An 80-year-old female patient presented to our urology clinic with a chief complaint of a self-palpated lower abdominal mass. Pelvic Magnetic Resonance Imaging (MRI) demonstrated a well-circumscribed mass measuring 12 cm in diameter, characterized by heterogeneous signal intensity and minimal contrast enhancement, initially suggesting an ovarian or adnexal neoplasm (Figure 1). Comprehensive tumor marker analysis revealed normal levels of alpha-fetoprotein (AFP), carcinoembryonic antigen (CEA), cancer antigen 125 (CA 125), and cancer antigen 19-9 (CA 19-9), while squamous cell carcinoma (SCC) antigen was notably elevated.
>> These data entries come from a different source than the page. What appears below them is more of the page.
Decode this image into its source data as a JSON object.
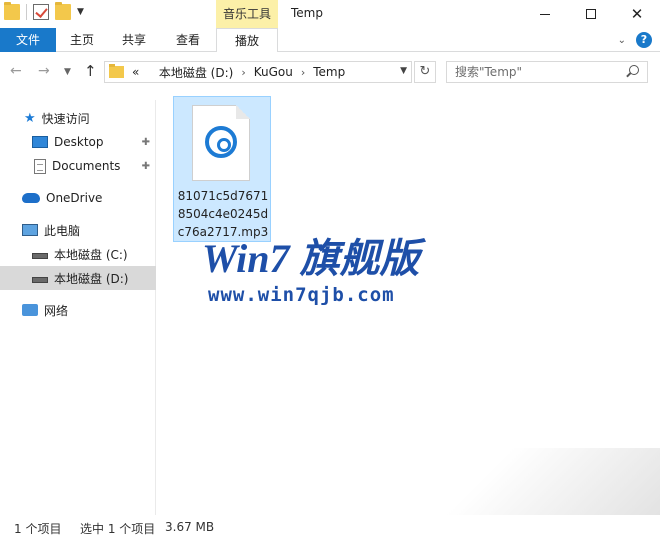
{
  "window": {
    "context_tool": "音乐工具",
    "title": "Temp"
  },
  "ribbon": {
    "tabs": [
      "文件",
      "主页",
      "共享",
      "查看",
      "播放"
    ]
  },
  "address": {
    "overflow": "«",
    "crumbs": [
      "本地磁盘 (D:)",
      "KuGou",
      "Temp"
    ]
  },
  "search": {
    "placeholder": "搜索\"Temp\""
  },
  "sidebar": {
    "items": [
      {
        "label": "快速访问"
      },
      {
        "label": "Desktop"
      },
      {
        "label": "Documents"
      },
      {
        "label": "OneDrive"
      },
      {
        "label": "此电脑"
      },
      {
        "label": "本地磁盘 (C:)"
      },
      {
        "label": "本地磁盘 (D:)"
      },
      {
        "label": "网络"
      }
    ]
  },
  "file": {
    "name": "81071c5d76718504c4e0245dc76a2717.mp3"
  },
  "watermark": {
    "title": "Win7 旗舰版",
    "url": "www.win7qjb.com"
  },
  "status": {
    "count": "1 个项目",
    "selected": "选中 1 个项目",
    "size": "3.67 MB"
  },
  "colors": {
    "accent": "#1979ca",
    "context_tab": "#fcf0a8",
    "selection": "#cce8ff",
    "watermark": "#1e4fa8"
  }
}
The patient underwent surgical exploration, during which the uterus and bilateral adnexa were found to be unremarkable. The excised specimen revealed a cystic mass with extensive fibrous adhesions on its external surface (Figure 2). Upon dissection, abundant grayish-white keratin-like material was observed within the lesion (Figure 3). Histopathological examination confirmed the diagnosis of primary renal pelvis squamous cell carcinoma with invasion into the renal parenchyma, originating from the left kidney. The patient's postoperative course was uneventful, and she continues to receive regular surveillance at our outpatient department.

Discussion

Renal SCC is closely linked to chronic inflammation and irritation from conditions like recurrent renal stones, hydronephrosis, and infections. These factors can lead to squamous metaplasia and increase the risk of malignant transformation in the renal epithelium. In this case, the tumor's location in the renal pelvis and its imaging characteristics closely resembled those of a gynecologic tumor, which led to initial misdiagnosis. SCC of the renal pelvis, though rare, presents considerable diagnostic challenges, as its radiological features often overlap with other renal conditions, such as xanthogranulomatous pyelonephritis and tuberculosis. Advanced imaging techniques, especially contrast-enhanced CT, may help identify unique features like hydronephrosis, calcifications, or irregular pelvic masses; however, a definitive diagnosis usually requires histopathological examination following nephrectomy.

Given the aggressive progression and poor prognosis associated with renal SCC, early detection and accurate diagnosis are critical but challenging. This case underscores the importance of including renal SCC in the differential diagnosis for patients with longstanding renal calculi and atypical pelvic masses, especially when presenting with symptoms more typical of gynecologic malignancies.